In this dissertation we discuss a number of combinatorial results. These results fall into four broad areas: poset saturation, Ramsey theory, pursuit and evasion, and union-closed families.

Chapter 2 is dedicated to the area of poset saturation. Given a finite poset P, we call a family F of subsets of [n] P-saturated if F does not contain an induced copy of P, but adding any other set to F creates an induced copy of P. The size of the smallest P-saturated family with ground set [n] is called the induced saturated number of P, which is denoted by sat∗(n,P).

In this chapter we look at four posets: the butterfly, the diamond, the antichain and the poset N . We establish a linear lower bound for the butterfly, a lower bound of(2√2 − o(1))√n for the diamond, a lower bound of √n for the poset N , and the exact saturation number for the 5-antichain and the 6-antichain.

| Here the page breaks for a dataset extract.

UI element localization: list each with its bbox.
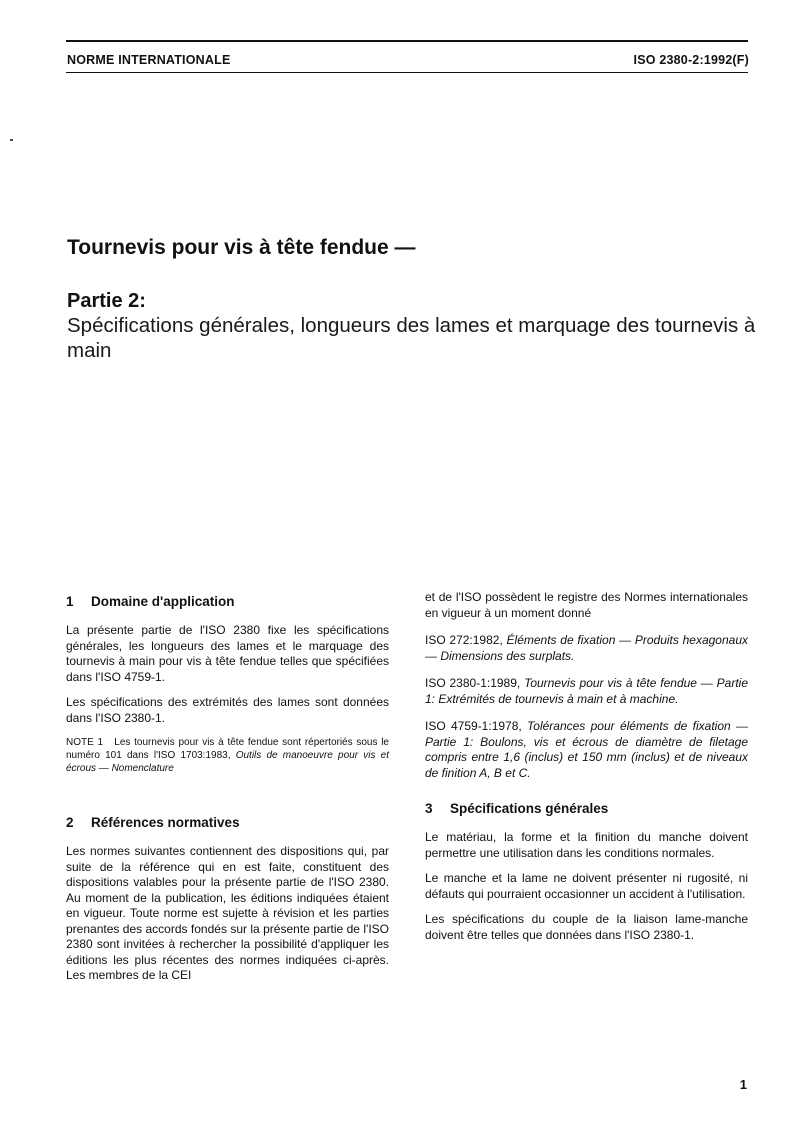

Chapter 3 is dedicated to two different Ramsey theory questions. In Section 3.1 we establish a Ramsey characterisation of eventually periodic words. More precisely, for a finite colouring of X∗ (the set of finite words on alphabet X) we say that a factorisation x = u1u2 · · · of an infinite word x is ‘super-monochromatic’ if each word uk1 uk2 · · · ukn, where k1 < · · · < kn, is the same colour. We show that a word x is eventually periodic if and only if for every finite colouring of X∗ there is a suffix of x having a super-monochromatic factorisation. This has been a conjecture for quite some time.

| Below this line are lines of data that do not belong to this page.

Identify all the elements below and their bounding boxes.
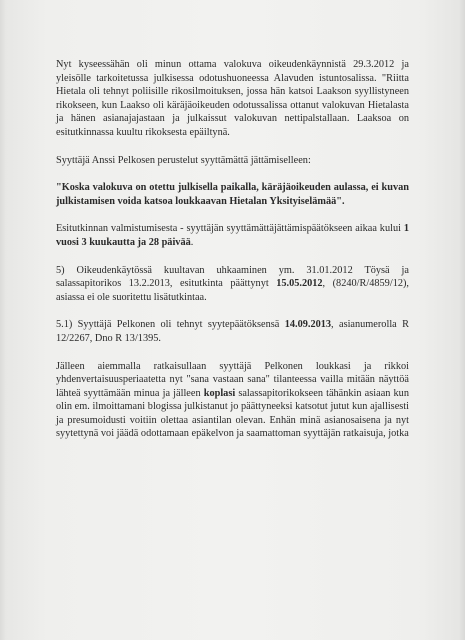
equality-text-b: salassapitorikokseen tähänkin asiaan kun olin em. ilmoittamani blogissa julkistanut jo päättyneeksi katsotut jutut kun ajallisesti ja presumoidusti voitiin olettaa asiantilan olevan. Enhän minä asianosaisena ja nyt syytettynä voi jäädä odottamaan epäkelvon ja saamattoman syyttäjän ratkaisuja, jotka	[56, 387, 409, 440]
page-edge-left	[0, 0, 6, 640]
equality-bold-word: koplasi	[203, 387, 236, 399]
equality-text-a: Jälleen aiemmalla ratkaisullaan syyttäjä Pelkonen loukkasi ja rikkoi yhdenvertaisuusperiaatetta nyt "sana vastaan sana" tilanteessa vailla mitään näyttöä lähteä syyttämään minua ja jälleen	[56, 360, 409, 399]
item-5-1-text-a: 5.1) Syyttäjä Pelkonen oli tehnyt syytepäätöksensä	[56, 319, 285, 331]
paragraph-prosecutor-reasons: Syyttäjä Anssi Pelkosen perustelut syyttämättä jättämiselleen:	[56, 154, 311, 166]
paragraph-equality-principle	[56, 360, 409, 442]
item-5-1-text-b: , asianumerolla R 12/2267, Dno R 13/1395.	[56, 319, 409, 344]
item-5-date: 15.05.2012	[276, 278, 323, 290]
time-elapsed-duration: 1 vuosi 3 kuukautta ja 28 päivää	[56, 223, 409, 248]
item-5-text-a: 5) Oikeudenkäytössä kuultavan uhkaaminen ym. 31.01.2012 Töysä ja salassapitorikos 13.2.2013, esitutkinta päättynyt	[56, 264, 409, 290]
page-edge-right	[459, 0, 465, 640]
paragraph-photo-case: Nyt kyseessähän oli minun ottama valokuva oikeudenkäynnistä 29.3.2012 ja yleisölle tarkoitetussa julkisessa odotushuoneessa Alavuden istuntosalissa. "Riitta Hietala oli tehnyt poliisille rikosilmoituksen, jossa hän katsoi Laakson syyllistyneen rikokseen, kun Laakso oli käräjäoikeuden odotussalissa ottanut valokuvan Hietalasta ja hänen asianajajastaan ja julkaissut valokuvan nettipalstallaan. Laaksoa on esitutkinnassa kuultu rikoksesta epäiltynä.	[56, 59, 409, 138]
time-elapsed-text: Esitutkinnan valmistumisesta - syyttäjän syyttämättäjättämispäätökseen aikaa kului	[56, 223, 404, 235]
time-elapsed-end: .	[190, 236, 194, 248]
quote-prosecutor: "Koska valokuva on otettu julkisella paikalla, käräjäoikeuden aulassa, ei kuvan julkistamisen voida katsoa loukkaavan Hietalan Yksityiselämää".	[56, 182, 409, 207]
item-5-1-date: 14.09.2013	[284, 319, 332, 331]
paragraph-item-5-1	[56, 318, 409, 345]
item-5-text-b: , (8240/R/4859/12), asiassa ei ole suoritettu lisätutkintaa.	[56, 278, 409, 303]
paragraph-item-5	[56, 264, 409, 305]
paragraph-time-elapsed	[56, 222, 409, 249]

In Section 3.2 we investigate the question of whether or not, given a finite colouring of the rationals or the reals, we can find an infinite subset with the property that the set of all its finite sums and products is monochromatic. The main result of this section is the existence of a finite colouring of the rationals with the property that no infinite set whose denominators contain only finitely many primes has the set of all of its finite sums and products monochromatic.

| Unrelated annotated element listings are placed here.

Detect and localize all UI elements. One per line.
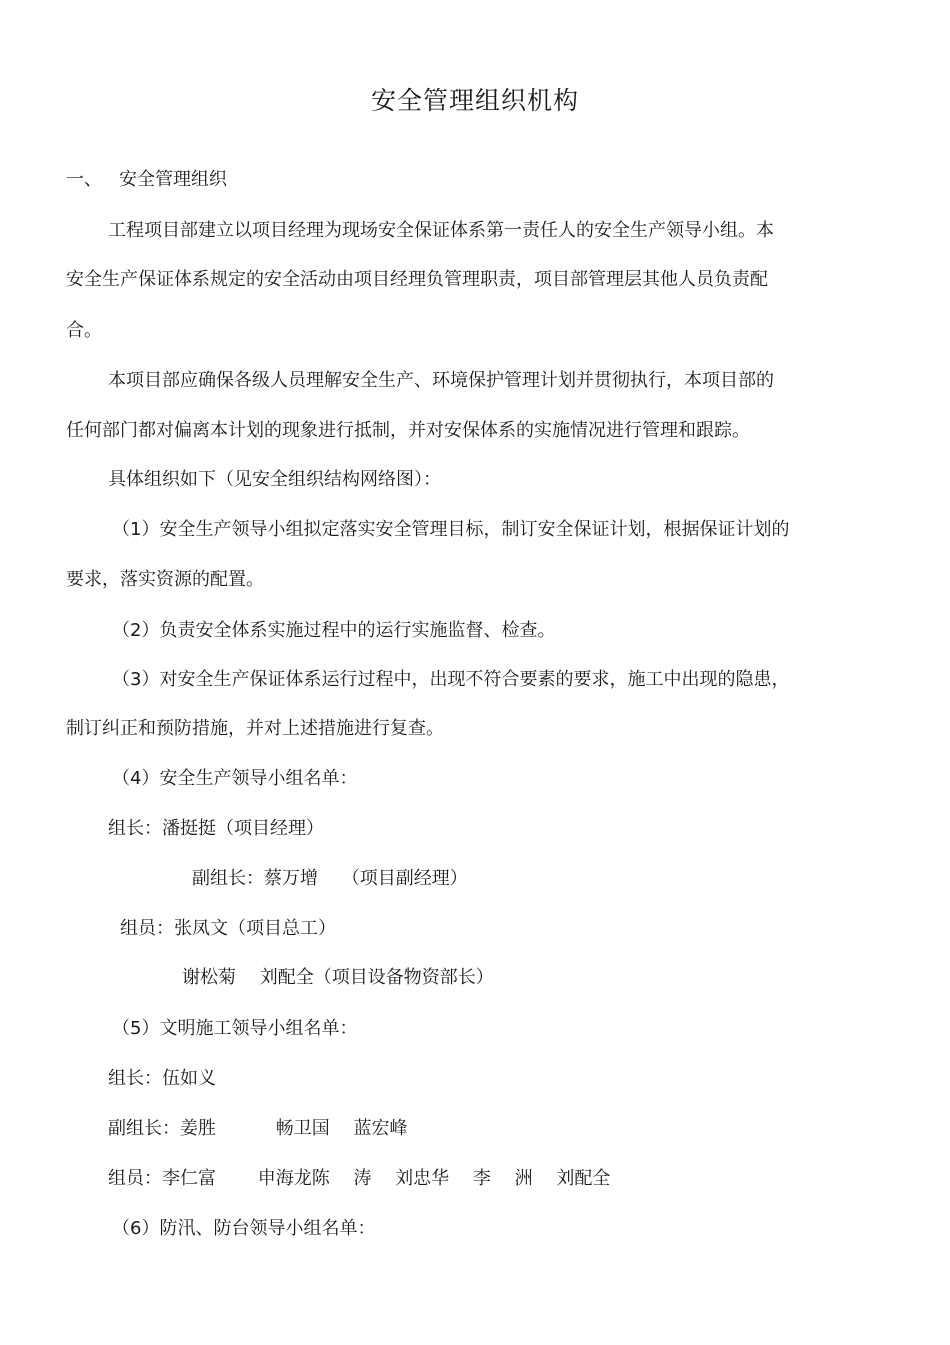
member-line: 组长：潘挺挺（项目经理） <box>108 818 324 839</box>
section-heading: 安全管理组织 <box>119 169 227 190</box>
list-item: （6）防汛、防台领导小组名单： <box>112 1218 376 1239</box>
list-item: （2）负责安全体系实施过程中的运行实施监督、检查。 <box>112 620 556 641</box>
list-item-continuation: 要求，落实资源的配置。 <box>66 569 264 590</box>
paragraph-line: 本项目部应确保各级人员理解安全生产、环境保护管理计划并贯彻执行，本项目部的 <box>108 370 774 391</box>
member-line: 副组长：蔡万增 （项目副经理） <box>192 868 468 889</box>
member-line: 组员：李仁富 申海龙陈 涛 刘忠华 李 洲 刘配全 <box>108 1168 611 1189</box>
member-line: 谢松菊 刘配全（项目设备物资部长） <box>182 967 494 988</box>
member-line: 副组长：姜胜 畅卫国 蓝宏峰 <box>108 1118 408 1139</box>
list-item: （4）安全生产领导小组名单： <box>112 768 358 789</box>
paragraph-line: 具体组织如下（见安全组织结构网络图）： <box>108 469 441 490</box>
paragraph-line: 安全生产保证体系规定的安全活动由项目经理负管理职责，项目部管理层其他人员负责配 <box>66 269 768 290</box>
list-item-continuation: 制订纠正和预防措施，并对上述措施进行复查。 <box>66 718 444 739</box>
section-number: 一、 <box>66 169 102 190</box>
list-item: （5）文明施工领导小组名单： <box>112 1018 358 1039</box>
list-item: （3）对安全生产保证体系运行过程中，出现不符合要素的要求，施工中出现的隐患， <box>112 669 790 690</box>
paragraph-line: 任何部门都对偏离本计划的现象进行抵制，并对安保体系的实施情况进行管理和跟踪。 <box>66 420 750 441</box>
paragraph-line: 合。 <box>66 320 102 341</box>
document-title: 安全管理组织机构 <box>370 86 579 115</box>
paragraph-line: 工程项目部建立以项目经理为现场安全保证体系第一责任人的安全生产领导小组。本 <box>108 220 774 241</box>
member-line: 组员：张凤文（项目总工） <box>120 918 336 939</box>
list-item: （1）安全生产领导小组拟定落实安全管理目标，制订安全保证计划，根据保证计划的 <box>112 519 790 540</box>
member-line: 组长：伍如义 <box>108 1068 216 1089</box>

In Chapter 4 we explore the game of cops and robbers on infinite graphs. The main question is: for which graphs can one guarantee that the cop has a winning strategy? In the finite case these graphs are precisely the ‘constructible’ graphs, but the infinite case is not well understood. For example, we exhibit a graph that is cop-win but not constructible. This is the first known such example.

On the other hand, every constructible graph is a weak cop win (meaning that the cop can eventually force the robber out of any finite set). We also investigate how this notion relates to the notion of ‘locally constructible’ (every finite graph is contained in a finite constructible subgraph). The main result of this chapter is the construction of a locally constructible graph that is not a weak cop win. Surprisingly, this graph may even be chosen to be locally finite.

Finally, in Chapter 5 we discuss the union-closed conjecture which asserts that for any union-closed family of sets, there exists an element of the ground set contained in at least half of the sets of the family. Our attention is on the small sets of union-closed families. More precisely, we construct a class of union-closed families of sets such that the frequency of the elements of the minimal sets is o(1) – so that these elements are not generally in half of the sets of union-closed families.